Da San Siro a San Marino: la fiera delle occasioni perdute (l’editoriale di David Oddone)

Quante volte abbiamo sentito il politico di turno parlare di San Marino come “laboratorio”? Quante volte quegli stessi imbonitori ci hanno dato a bere che qui, sul Titano, è diverso dall’Italia, perché si riesce a fare tutto velocemente e prima?

In una realtà in cui i progetti sembrano rimanere impantanati nella fitta giungla della burocrazia o meglio dell’indecisione e delle polemiche, emerge con forza il paragone tra lo stadio di San Siro e le sfide che in Repubblica affrontiamo nel campo degli investimenti e dello sviluppo.

L’entusiasmo e la voglia di rinnovamento sono elementi che accomunano progetti come ”l’ei fu” nuovo stadio di Milano, e le numerose promesse di innovazione e interventi normativi mai attuati all’ombra delle tre torri.

Nel primo caso, si tratta(va) di un’ambiziosa proposta di modernizzazione, in grado di trasformare un’iconica area di Milano: ebbene non se ne farà nulla. Polemiche, referendum, sovrintendenza e chi più ne ha, più ne metta, hanno incagliato, bloccato per anni e infine fatto scappare gli investitori (Milan e Inter), lasciando la città con in mano un pugno di mosche e una bella gatta da pelare. Chi rompe i cocci – e non solo quelli – per motivazioni politiche, di interesse personale o semplicemente per farsi pubblicità, non si rende conto che… il conto lo paga poi la collettività.

Sul Titano potremmo girare un film e vendere un po’ di biglietti per rifarci delle occasioni mandate all’aria. Propongo un titolo: “Governo alla ricerca del tempo perduto”, che fa tanto Indiana Jones e magari ci aiuta pure ad attirare qualche temerario!

Sia ben chiaro. Il dialogo, il contraddittorio, è comunque positivo. Così come è doveroso dare voce e ascoltare i vari soggetti coinvolti. Anche perché ne scaturisce quasi sempre un valore aggiunto.

Il vero problema di San Marino, come di San Siro, in effetti, è quello di non decidere, lasciando chi vuole portare i soldi in una sorta di limbo. In questa maniera si perde di credibilità verso l’esterno.

Dire esplicitamente “no”, ad esempio, rappresenta già un passo avanti perché si volta pagina, si vira su altro, si valutano alternative.
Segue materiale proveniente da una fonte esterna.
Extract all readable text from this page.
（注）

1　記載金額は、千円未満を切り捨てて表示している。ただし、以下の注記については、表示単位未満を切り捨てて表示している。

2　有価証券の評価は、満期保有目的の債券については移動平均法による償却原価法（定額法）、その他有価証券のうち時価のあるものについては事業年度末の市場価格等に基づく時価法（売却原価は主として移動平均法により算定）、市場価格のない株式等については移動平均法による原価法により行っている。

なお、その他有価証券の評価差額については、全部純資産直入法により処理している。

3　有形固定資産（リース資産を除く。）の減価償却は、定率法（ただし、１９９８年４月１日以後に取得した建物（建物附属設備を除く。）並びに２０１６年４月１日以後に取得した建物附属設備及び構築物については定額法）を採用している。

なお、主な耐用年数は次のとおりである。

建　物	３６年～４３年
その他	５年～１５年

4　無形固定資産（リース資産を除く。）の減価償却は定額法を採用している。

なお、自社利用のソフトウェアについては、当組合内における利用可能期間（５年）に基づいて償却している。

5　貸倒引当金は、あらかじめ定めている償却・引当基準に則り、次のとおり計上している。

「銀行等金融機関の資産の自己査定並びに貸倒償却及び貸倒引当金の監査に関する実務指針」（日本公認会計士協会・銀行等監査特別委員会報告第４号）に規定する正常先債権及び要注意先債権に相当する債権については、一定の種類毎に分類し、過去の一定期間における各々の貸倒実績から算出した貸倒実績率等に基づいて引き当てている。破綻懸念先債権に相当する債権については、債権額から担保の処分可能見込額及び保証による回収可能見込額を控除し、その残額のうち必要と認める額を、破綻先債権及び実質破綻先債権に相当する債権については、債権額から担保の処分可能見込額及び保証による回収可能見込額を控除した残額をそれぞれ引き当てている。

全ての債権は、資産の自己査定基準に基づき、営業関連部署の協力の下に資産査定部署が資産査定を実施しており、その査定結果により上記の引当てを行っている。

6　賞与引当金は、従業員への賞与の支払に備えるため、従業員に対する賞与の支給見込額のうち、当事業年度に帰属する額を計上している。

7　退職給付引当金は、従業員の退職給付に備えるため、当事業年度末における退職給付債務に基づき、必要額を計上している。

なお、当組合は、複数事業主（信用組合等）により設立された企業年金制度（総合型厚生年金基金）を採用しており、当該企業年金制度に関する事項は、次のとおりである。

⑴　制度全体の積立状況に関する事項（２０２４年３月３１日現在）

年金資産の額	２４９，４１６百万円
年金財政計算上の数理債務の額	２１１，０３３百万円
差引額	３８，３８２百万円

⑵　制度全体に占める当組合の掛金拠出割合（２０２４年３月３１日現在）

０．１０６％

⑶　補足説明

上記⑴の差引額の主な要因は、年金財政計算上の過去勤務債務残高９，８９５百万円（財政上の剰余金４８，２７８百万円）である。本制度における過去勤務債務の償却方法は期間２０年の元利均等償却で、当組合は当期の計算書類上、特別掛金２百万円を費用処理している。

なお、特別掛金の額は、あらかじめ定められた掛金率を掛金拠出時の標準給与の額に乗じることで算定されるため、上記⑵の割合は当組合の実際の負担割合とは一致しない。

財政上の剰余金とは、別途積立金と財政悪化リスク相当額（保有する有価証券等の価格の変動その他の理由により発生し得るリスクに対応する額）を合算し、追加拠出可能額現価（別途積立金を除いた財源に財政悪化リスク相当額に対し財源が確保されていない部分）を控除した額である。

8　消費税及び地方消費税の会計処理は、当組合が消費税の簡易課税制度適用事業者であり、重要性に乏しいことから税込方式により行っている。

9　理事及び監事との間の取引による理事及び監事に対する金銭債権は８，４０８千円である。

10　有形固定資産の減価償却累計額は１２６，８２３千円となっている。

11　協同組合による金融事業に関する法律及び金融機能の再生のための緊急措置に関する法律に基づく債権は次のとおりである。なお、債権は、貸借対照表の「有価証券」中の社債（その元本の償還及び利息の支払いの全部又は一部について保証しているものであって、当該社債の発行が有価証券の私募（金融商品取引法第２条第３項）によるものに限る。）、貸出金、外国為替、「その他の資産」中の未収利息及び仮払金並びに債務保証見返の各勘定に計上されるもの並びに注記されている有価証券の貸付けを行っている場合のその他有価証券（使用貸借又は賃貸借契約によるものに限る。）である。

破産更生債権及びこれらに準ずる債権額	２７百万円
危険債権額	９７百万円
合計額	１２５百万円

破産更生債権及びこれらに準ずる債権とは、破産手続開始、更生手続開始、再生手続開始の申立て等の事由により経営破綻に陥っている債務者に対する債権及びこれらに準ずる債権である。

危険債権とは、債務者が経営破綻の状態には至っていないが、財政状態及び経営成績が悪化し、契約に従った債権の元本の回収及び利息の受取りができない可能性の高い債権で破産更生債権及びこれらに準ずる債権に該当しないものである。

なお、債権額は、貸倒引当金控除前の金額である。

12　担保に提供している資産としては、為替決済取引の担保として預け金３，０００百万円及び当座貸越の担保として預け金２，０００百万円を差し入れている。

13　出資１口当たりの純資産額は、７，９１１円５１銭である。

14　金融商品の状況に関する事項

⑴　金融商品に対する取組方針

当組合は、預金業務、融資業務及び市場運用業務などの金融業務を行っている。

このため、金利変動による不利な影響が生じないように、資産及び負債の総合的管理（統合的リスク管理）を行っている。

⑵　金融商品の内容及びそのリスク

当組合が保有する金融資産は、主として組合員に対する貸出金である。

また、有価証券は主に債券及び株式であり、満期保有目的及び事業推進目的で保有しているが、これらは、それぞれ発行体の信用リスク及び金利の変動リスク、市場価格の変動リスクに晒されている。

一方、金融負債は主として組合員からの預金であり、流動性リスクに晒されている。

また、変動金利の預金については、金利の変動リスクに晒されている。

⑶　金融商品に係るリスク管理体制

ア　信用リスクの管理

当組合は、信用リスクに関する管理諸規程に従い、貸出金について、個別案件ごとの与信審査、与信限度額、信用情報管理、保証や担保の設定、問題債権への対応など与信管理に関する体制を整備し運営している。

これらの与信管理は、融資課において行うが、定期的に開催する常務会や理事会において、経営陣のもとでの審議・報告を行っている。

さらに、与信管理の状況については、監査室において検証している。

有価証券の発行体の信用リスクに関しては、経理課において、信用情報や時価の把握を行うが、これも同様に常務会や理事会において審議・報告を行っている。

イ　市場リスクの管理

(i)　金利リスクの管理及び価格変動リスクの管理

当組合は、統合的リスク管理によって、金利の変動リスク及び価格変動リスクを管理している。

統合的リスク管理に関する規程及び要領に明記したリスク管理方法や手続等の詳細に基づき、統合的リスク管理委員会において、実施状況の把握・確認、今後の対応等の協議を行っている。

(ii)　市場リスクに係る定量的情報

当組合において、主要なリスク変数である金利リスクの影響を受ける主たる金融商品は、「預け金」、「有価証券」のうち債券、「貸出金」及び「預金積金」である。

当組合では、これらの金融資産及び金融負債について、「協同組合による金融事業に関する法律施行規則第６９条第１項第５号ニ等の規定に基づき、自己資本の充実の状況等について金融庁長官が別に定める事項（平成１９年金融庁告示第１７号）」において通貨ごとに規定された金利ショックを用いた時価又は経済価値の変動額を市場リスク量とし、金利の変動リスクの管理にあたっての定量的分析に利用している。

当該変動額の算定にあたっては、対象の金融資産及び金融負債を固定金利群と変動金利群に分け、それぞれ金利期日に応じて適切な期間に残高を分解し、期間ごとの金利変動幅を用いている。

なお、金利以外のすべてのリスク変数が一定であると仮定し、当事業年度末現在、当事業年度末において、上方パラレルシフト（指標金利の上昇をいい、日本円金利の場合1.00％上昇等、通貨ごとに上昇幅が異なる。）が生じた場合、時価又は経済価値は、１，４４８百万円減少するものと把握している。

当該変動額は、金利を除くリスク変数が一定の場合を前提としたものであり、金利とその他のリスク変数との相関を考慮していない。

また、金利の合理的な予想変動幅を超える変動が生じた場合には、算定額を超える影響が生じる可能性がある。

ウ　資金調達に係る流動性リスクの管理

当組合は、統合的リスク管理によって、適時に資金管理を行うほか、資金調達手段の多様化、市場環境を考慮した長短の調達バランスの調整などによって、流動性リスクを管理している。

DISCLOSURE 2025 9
Dall’una e dall’altra parte.

Io credo che la schiettezza, la trasparenza dovrebbero essere la nostra prima arma.

L’ostacolo invece non è solo rappresentato dall’idea di cambiamento in sé, ma anche dall’ineludibile trappola della non decisione, del giochino politico di frenare quello che fa il compagno di governo per mero calcolo elettorale. O quello di distruggere il lavoro del predecessore condannandoci a ripartire da zero, o scartare la proposta di quell’imprenditore, perché considerato vicino a Tizio e non a Caio…

In un’epoca in cui il mondo accelera, l’Antica Repubblica sembra muoversi su una corsia lenta e incolore. Un atteggiamento che non può che portare al fallimento più completo.

I progetti di sviluppo non possono permettersi lunghe attese e incertezze, oscurando il potenziale di crescita.

Sì, potremmo essere un laboratorio. Sì, le dimensioni ridotte potrebbero rappresentare un vantaggio. Tutti i governi, di ogni estrazione, ci hanno propinato il concetto. La realtà parla di un Titano che sempre più spesso imita e assorbe il peggio dai nostri vicini di casa.

Viene da chiedersi che cosa accadrà quando verrà chiuso l’accordo di associazione con la Ue, quando le leggi e le decisioni (o le non decisioni) dovranno conformarsi anche a quanto prescrive l’Europa.

Guardando al futuro emerge allora una chiara necessità di evitare gli errori che hanno caratterizzato le esperienze altrui. Il richiamo a un’azione celere e a un clima di collaborazione risulta ineludibile. La corsa contro il tempo è fondamentale per attrarre investitori, costruire opportunità e dimostrare che il Paese è pronto a competere a livello internazionale.

Il domani non aspetta. Non possiamo semplicemente votarci al Santo Marino o a San Siro, attendendo che il cielo ci aiuti: è ora di scattare e segnare gol decisivi.